At first, there was no reaction at all. It seemed the conversation was just going to ignore my comment. Then, to my pleasant surprise, one faculty member after another started agreeing that a “holiday party” was more inclusive and, therefore, a better name. I was touched. And when the administration finally came to their senses and un-canceled their party, I noticed that it was called a Holiday Party as well.
Now, I am under no illusions that those who plan this party will put even so much as a nod to Hanukkah into their decorations or foods or activities, which I thoroughly expect to still be entirely Christmas-themed, but the name change is at least a nice start.

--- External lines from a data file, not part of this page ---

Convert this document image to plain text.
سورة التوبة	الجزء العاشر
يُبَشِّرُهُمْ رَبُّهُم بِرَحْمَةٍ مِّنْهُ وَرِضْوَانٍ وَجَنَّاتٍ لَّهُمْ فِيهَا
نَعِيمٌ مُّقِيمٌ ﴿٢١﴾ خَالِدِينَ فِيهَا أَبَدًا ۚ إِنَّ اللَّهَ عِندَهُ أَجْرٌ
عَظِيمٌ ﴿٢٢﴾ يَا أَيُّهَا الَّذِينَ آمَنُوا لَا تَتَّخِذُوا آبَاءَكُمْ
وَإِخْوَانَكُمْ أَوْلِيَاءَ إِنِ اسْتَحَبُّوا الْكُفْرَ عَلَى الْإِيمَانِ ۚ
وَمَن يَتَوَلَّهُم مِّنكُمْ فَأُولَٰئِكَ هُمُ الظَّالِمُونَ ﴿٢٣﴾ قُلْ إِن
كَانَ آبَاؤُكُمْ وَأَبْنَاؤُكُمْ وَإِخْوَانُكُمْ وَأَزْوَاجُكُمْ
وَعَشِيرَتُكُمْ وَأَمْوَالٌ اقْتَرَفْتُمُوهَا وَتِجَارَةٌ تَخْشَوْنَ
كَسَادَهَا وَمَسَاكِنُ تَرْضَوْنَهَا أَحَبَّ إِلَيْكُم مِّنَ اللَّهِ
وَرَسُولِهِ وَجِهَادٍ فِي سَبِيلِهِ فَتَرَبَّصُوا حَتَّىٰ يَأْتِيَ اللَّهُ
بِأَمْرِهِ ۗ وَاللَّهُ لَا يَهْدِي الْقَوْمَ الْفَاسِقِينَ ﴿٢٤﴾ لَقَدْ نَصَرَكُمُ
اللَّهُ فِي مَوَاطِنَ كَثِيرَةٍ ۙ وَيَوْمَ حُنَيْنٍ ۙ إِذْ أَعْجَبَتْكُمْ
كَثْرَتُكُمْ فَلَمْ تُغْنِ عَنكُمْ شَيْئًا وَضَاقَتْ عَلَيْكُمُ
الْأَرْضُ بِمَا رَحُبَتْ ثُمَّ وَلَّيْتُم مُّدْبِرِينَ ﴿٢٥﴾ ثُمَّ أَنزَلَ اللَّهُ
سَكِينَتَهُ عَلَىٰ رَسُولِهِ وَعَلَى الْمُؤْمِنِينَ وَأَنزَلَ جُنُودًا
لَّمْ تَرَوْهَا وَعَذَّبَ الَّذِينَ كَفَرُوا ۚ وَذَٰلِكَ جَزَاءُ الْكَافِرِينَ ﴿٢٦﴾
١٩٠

And one more bright spot: in the midst of a public-high-school choral season liberally sprinkled with Christian liturgical music taught as “standards of Western music,” I was startled to see listed in the all-Region all-female “treble choir” program the title “And Miriam Sang.” My son clearly was not going to be singing in that group, but my curiosity was piqued and I had to hear it. As I expected, the song was a choral celebration of Miriam’s song from Exodus, in Hebrew no less, though mostly it was many many repetitions of the phrase “shiru l’Adonai” (we sing to God).
I was impressed that they had gotten a bunch of high school girls to sing in Hebrew, though as my son Ryan pointed out later “it was pretty easy Hebrew” – with nary a chet or chaf (the guttural consonants) nor even any alef’s (glottal stops) in the middle of words. And it might or might not have been Jewish in authorship: the song alternated at one point between “Adonai” and “HaShem” as addresses for the Divine Being, as if the author couldn’t decide whether to write for an Orthodox audience or a Reform one.
But the point is that they had a nod to Jewish music, in Hebrew, in a public High School choir concert. Small victory, but I’ll take it!
Any Jewish Moments (or related moments, if not Jewish) in your life lately? Feel like you need to borrow a few of mine? Discuss away, dear readers!